US Life Expectancy Has Declined for Three Years

www.nytimes.com/…

jamanetwork.com/…

The New York Times reports that life expectancy, especially for Americans between the ages of 25 to 64, is declining despite the highest per capita spending in the world on health care, according to a study newly published in the Journal of the American Medical Association.

According to the new study, the death rate from 2010 to 2017 for all causes among people ages 25 to 64 increased from 328.5 deaths per 100,000 people to 348.2 deaths per 100,000. It was clear statistically by 2014 that it was not just whites who were affected, but all racial and ethnic groups and that the main causes were drug overdoses, alcohol and suicides.

Death rates are actually dropping for Americans over 65 and for children due to more reliable medical care, especially for those eligible for Medicare and Medicaid.

“The whole country is at a health disadvantage compared to other wealthy nations,” the study’s lead author, Dr. Steven Woolf of Virginia Commonwealth University, said. “We are losing people in the most productive period of their lives. Children are losing parents. Employers have a sicker work force.

States with the largest increase in mortality of young and middle age adults were: New Hampshire, Maine, Vermont, West Virginia and Ohio.
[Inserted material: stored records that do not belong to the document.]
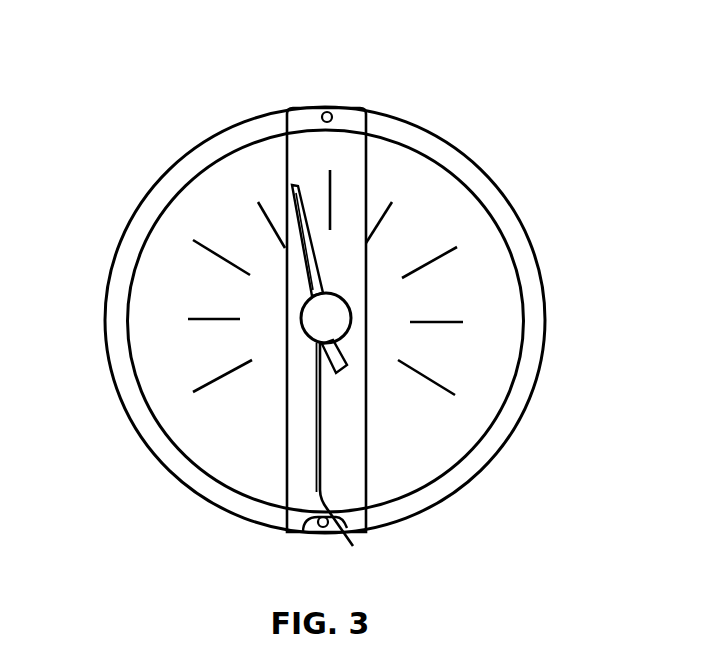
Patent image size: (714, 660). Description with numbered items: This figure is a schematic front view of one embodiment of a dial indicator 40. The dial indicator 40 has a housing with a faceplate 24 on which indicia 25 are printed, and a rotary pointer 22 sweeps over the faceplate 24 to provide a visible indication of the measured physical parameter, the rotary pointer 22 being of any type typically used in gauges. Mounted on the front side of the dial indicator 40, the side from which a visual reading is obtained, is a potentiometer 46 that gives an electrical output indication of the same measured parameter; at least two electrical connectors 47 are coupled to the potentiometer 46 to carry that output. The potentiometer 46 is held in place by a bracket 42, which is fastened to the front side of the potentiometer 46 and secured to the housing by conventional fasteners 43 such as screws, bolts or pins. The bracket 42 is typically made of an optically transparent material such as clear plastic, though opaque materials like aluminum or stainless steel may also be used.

The dial indicator 40 is at (430, 113).
The rotary pointer 22 is at (287, 263).
The faceplate 24 is at (185, 356).
The indicia 25 is at (485, 248).
The bracket 42 is at (287, 425).
The fasteners 43 is at (300, 532).
The potentiometer 46 is at (301, 307).
The electrical connectors 47 is at (320, 467).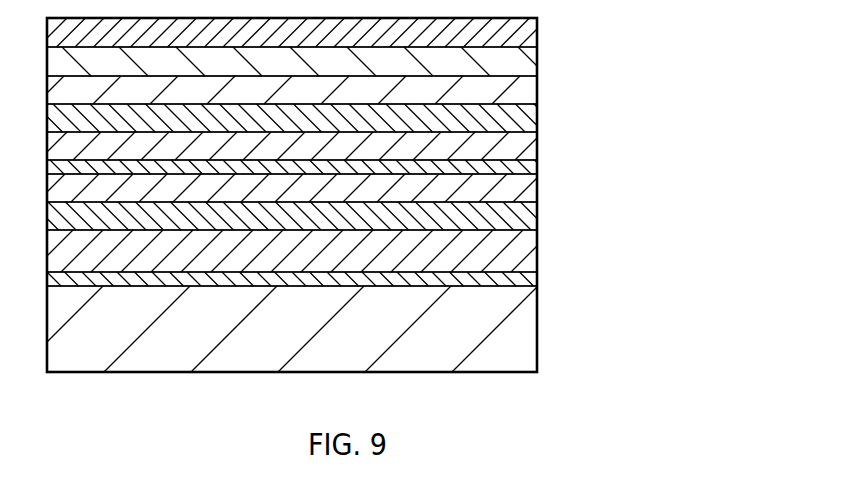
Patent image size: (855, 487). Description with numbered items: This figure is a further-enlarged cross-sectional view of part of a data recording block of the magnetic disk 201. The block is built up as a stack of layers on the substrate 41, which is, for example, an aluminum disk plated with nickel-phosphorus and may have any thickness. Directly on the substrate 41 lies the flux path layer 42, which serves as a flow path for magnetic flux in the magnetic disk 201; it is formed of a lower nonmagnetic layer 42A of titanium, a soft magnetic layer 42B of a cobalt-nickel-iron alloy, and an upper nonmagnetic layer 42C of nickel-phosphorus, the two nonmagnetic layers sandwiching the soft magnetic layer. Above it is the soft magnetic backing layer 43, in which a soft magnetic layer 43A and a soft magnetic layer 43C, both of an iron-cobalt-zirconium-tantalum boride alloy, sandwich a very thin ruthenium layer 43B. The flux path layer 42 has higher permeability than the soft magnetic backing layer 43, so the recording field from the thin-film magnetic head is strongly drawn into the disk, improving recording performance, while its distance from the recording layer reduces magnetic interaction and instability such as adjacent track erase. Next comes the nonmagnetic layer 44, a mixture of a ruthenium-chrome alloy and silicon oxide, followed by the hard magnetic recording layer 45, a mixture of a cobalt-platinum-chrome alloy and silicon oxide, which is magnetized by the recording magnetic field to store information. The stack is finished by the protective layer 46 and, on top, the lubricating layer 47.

The magnetic disk 201 is at (387, 195).
The lubricating layer 47 is at (524, 31).
The protective layer 46 is at (524, 58).
The hard magnetic recording layer 45 is at (524, 86).
The nonmagnetic layer 44 is at (524, 114).
The soft magnetic backing layer 43 is at (358, 174).
The soft magnetic layer 43C is at (524, 140).
The nonmagnetic layer 43B is at (524, 166).
The soft magnetic layer 43A is at (524, 186).
The flux path layer 42 is at (358, 253).
The nonmagnetic layer 42C is at (524, 220).
The soft magnetic layer 42B is at (524, 252).
The nonmagnetic layer 42A is at (524, 283).
The substrate 41 is at (524, 323).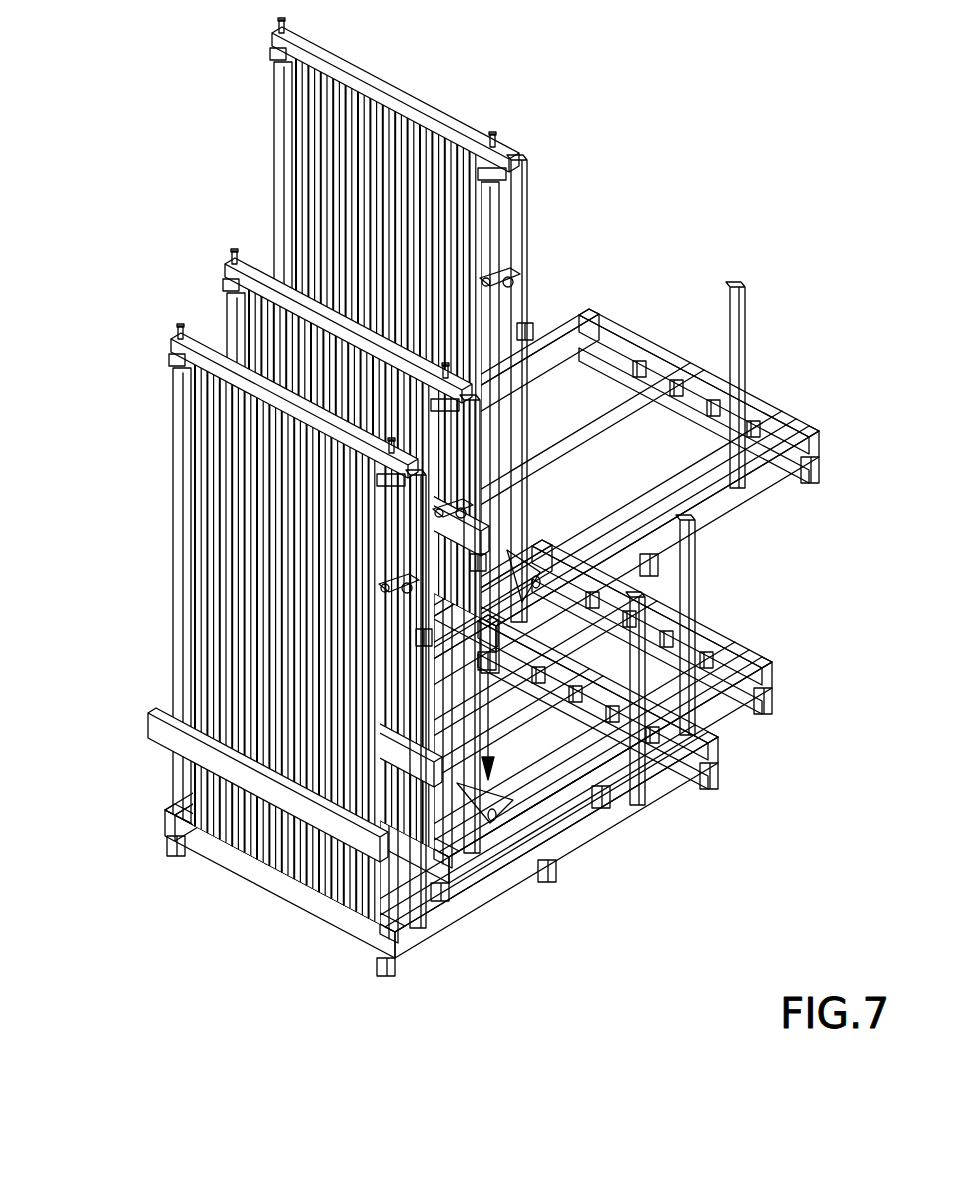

But one third of the total increase in deaths was due to just four states: Ohio, Pennsylvania, Kentucky, and Indiana, states that correspond to the declining economies of the coal fields and rust belt.

www.livescience.com/…

Howard Koh of the Harvard T.H. Chan School of Public Health, who was not involved in the study, described the findings as “the most exhaustive and detailed analysis of this topic to date.”

In addition to weeding out the causes of death, Koh told Live Science that one solution to America's declining life expectancy may be “embracing the leading causes of life” — that is, paying more attention to how social connections and strong community networks impact wellbeing. “Other countries spend relatively more in terms of social services,” Koh said. “Health is much more than what happens in a doctor's office. It starts where people live, learn, labor and pray.”